I have been trying to prove an inequality that I am not even sure if it is even true or not. However I am experiencing great difficulties with this proof. I have an intuition that it is true and have been trying to derive it but with no success. Here is the following set up:
$0 < x \leq y $
$0 < a \leq b $
From this I am trying to derive the following:
$|y-b|+|x-a| \leq |y-a| + |x-b|$
I have tried 'reverse engineering' and trying to come back to a statement that be easily derived from the initial set up but without success. After this I tried playing around with triangle inequalities but ended doing recursive steps in my solution attempts.
The inequality isn't random but some sort of "intuition" coming from that if we add the difference of the smaller numbers (x,a) to the difference of the bigger numbers (y,b) then this will be smaller than if we just pair them up the other way (y,a) and (x,b). Of course this intuition could be wrong.
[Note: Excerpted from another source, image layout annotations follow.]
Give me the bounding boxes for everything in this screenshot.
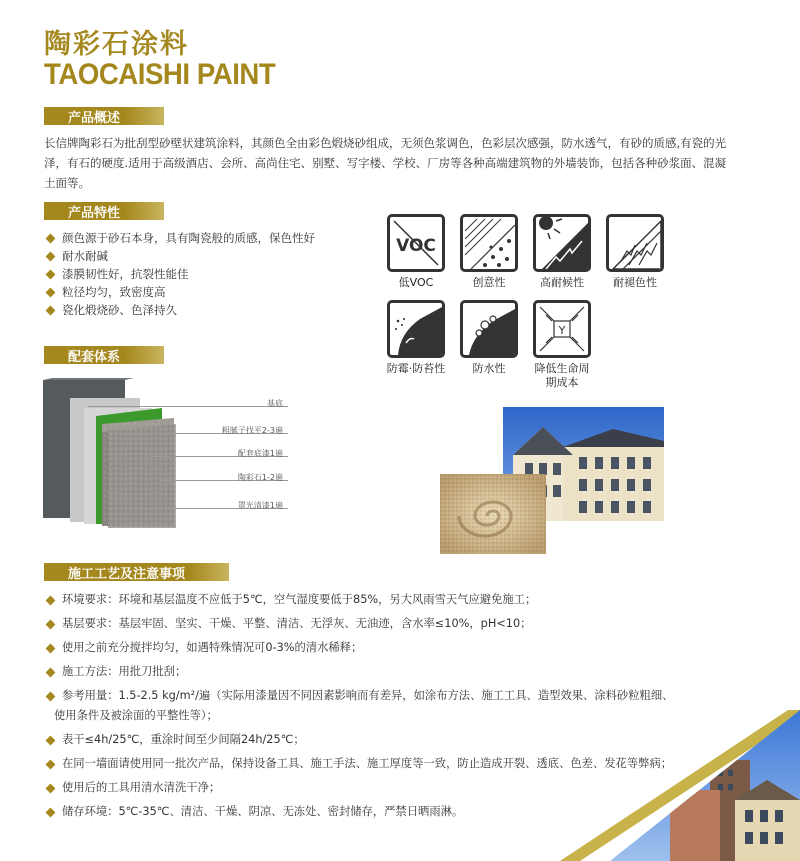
layer-label: 陶彩石1-2遍 [237,473,283,482]
overview-paragraph: 长信牌陶彩石为批刮型砂壁状建筑涂料，其颜色全由彩色煅烧砂组成，无须色浆调色，色彩层次感强，防水透气，有砂的质感,有瓷的光泽，有石的硬度.适用于高级酒店、会所、高尚住宅、别墅、写字楼、学校、厂房等各种高端建筑物的外墙装饰，包括各种砂浆面、混凝土面等。 [44,136,727,190]
cost-icon-cell [530,300,594,390]
icon-label: 耐褪色性 [613,276,657,289]
page-title-cn: 陶彩石涂料 [44,29,189,60]
sand-texture-photo [440,474,546,554]
list-item: 瓷化煅烧砂、色泽持久 [44,301,315,319]
section-heading-process [44,563,229,581]
heading-ribbon [124,346,164,364]
section-heading-system [44,346,164,364]
icon-label: 高耐候性 [540,276,584,289]
mildew-icon [387,300,445,358]
list-item: 使用之前充分搅拌均匀，如遇特殊情况可0-3%的清水稀释； [44,639,684,657]
waterproof-icon-cell [457,300,521,376]
section-heading-label: 产品特性 [44,202,124,220]
weather-icon-cell [530,214,594,290]
layer-label: 配套底漆1遍 [237,449,283,458]
list-item: 表干≤4h/25℃，重涂时间至少间隔24h/25℃； [44,731,684,749]
bullet-diamond-icon [46,760,56,770]
list-item: 使用后的工具用清水清洗干净； [44,779,684,797]
layer-label: 粗腻子找平2-3遍 [221,426,283,435]
voc-icon [387,214,445,272]
corner-decoration [560,710,800,861]
cost-icon [533,300,591,358]
bullet-diamond-icon [46,288,56,298]
svg-text:VOC: VOC [396,236,436,256]
section-heading-overview [44,107,164,125]
fade-resist-icon-cell [603,214,667,290]
icon-label: 降低生命周期成本 [534,362,590,389]
list-item: 基层要求：基层牢固、坚实、干燥、平整、清洁、无浮灰、无油迹，含水率≤10%，pH<10； [44,615,684,633]
fade-resist-icon [606,214,664,272]
icon-label: 低VOC [398,276,434,289]
icon-label: 防霉·防苔性 [386,362,446,375]
bullet-diamond-icon [46,736,56,746]
heading-ribbon [124,107,164,125]
icon-label: 创意性 [472,276,506,289]
bullet-diamond-icon [46,270,56,280]
bullet-diamond-icon [46,692,56,702]
list-item: 漆膜韧性好，抗裂性能佳 [44,265,315,283]
section-heading-label: 产品概述 [44,107,124,125]
creative-icon [460,214,518,272]
bullet-diamond-icon [46,306,56,316]
list-item-continuation: 使用条件及被涂面的平整性等）； [54,709,218,722]
icon-label: 防水性 [472,362,506,375]
list-item: 环境要求：环境和基层温度不应低于5℃，空气湿度要低于85%，另大风雨雪天气应避免施工； [44,591,684,609]
heading-ribbon [189,563,229,581]
voc-icon-cell [384,214,448,290]
list-item: 在同一墙面请使用同一批次产品，保持设备工具、施工手法、施工厚度等一致，防止造成开裂、透底、色差、发花等弊病； [44,755,684,773]
list-item: 颜色源于砂石本身，具有陶瓷般的质感，保色性好 [44,229,315,247]
page-title-en: TAOCAISHI PAINT [44,58,276,91]
list-item: 参考用量：1.5-2.5 kg/m²/遍（实际用漆量因不同因素影响而有差异，如涂布方法、施工工具、造型效果、涂料砂粒粗细、 [44,687,684,705]
section-heading-label: 配套体系 [44,346,124,364]
list-item: 储存环境：5℃-35℃、清洁、干燥、阴凉、无冻处、密封储存，严禁日晒雨淋。 [44,803,684,821]
list-item: 耐水耐碱 [44,247,315,265]
heading-ribbon [124,202,164,220]
section-heading-label: 施工工艺及注意事项 [44,563,189,581]
svg-text:Y: Y [558,324,566,337]
layer-label: 基底 [267,399,283,408]
bullet-diamond-icon [46,808,56,818]
mildew-icon-cell [384,300,448,376]
list-item: 粒径均匀，致密度高 [44,283,315,301]
bullet-diamond-icon [46,252,56,262]
bullet-diamond-icon [46,234,56,244]
bullet-diamond-icon [46,784,56,794]
layer-label: 罩光清漆1遍 [237,501,283,510]
section-heading-features [44,202,164,220]
list-item: 施工方法：用批刀批刮； [44,663,684,681]
features-list [44,229,315,319]
creative-icon-cell [457,214,521,290]
weather-icon [533,214,591,272]
waterproof-icon [460,300,518,358]
bullet-diamond-icon [46,644,56,654]
bullet-diamond-icon [46,620,56,630]
bullet-diamond-icon [46,596,56,606]
bullet-diamond-icon [46,668,56,678]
Does anyone know if this is true and how would I work to prove it?
To prove/disprove $|y-b|+|x-a| \leq |y-a| + |x-b|$, we shall consider 6 cases.
These are the cases:
$$x\le y\le a\le b$$$$x\le a\le y\le b$$$$a\le x\le y\le b$$$$a\le x\le b\le y$$$$x\le a\le b\le y$$$$a\le b \le x \le y$$
For Case 1,
$|y-b|+|x-a|=b-y+a-x=(b-x)+(a-y)\le|y-a|+|x-b|$.
For Case 2,
$|y-b|+|x-a|=b-y+a-x=(b-x)+(a-y)=(b-x)-(y-a)\\=(b-x)-|y-a|\le|x-b|+|y-a|$.
May try case 3-6 on your own.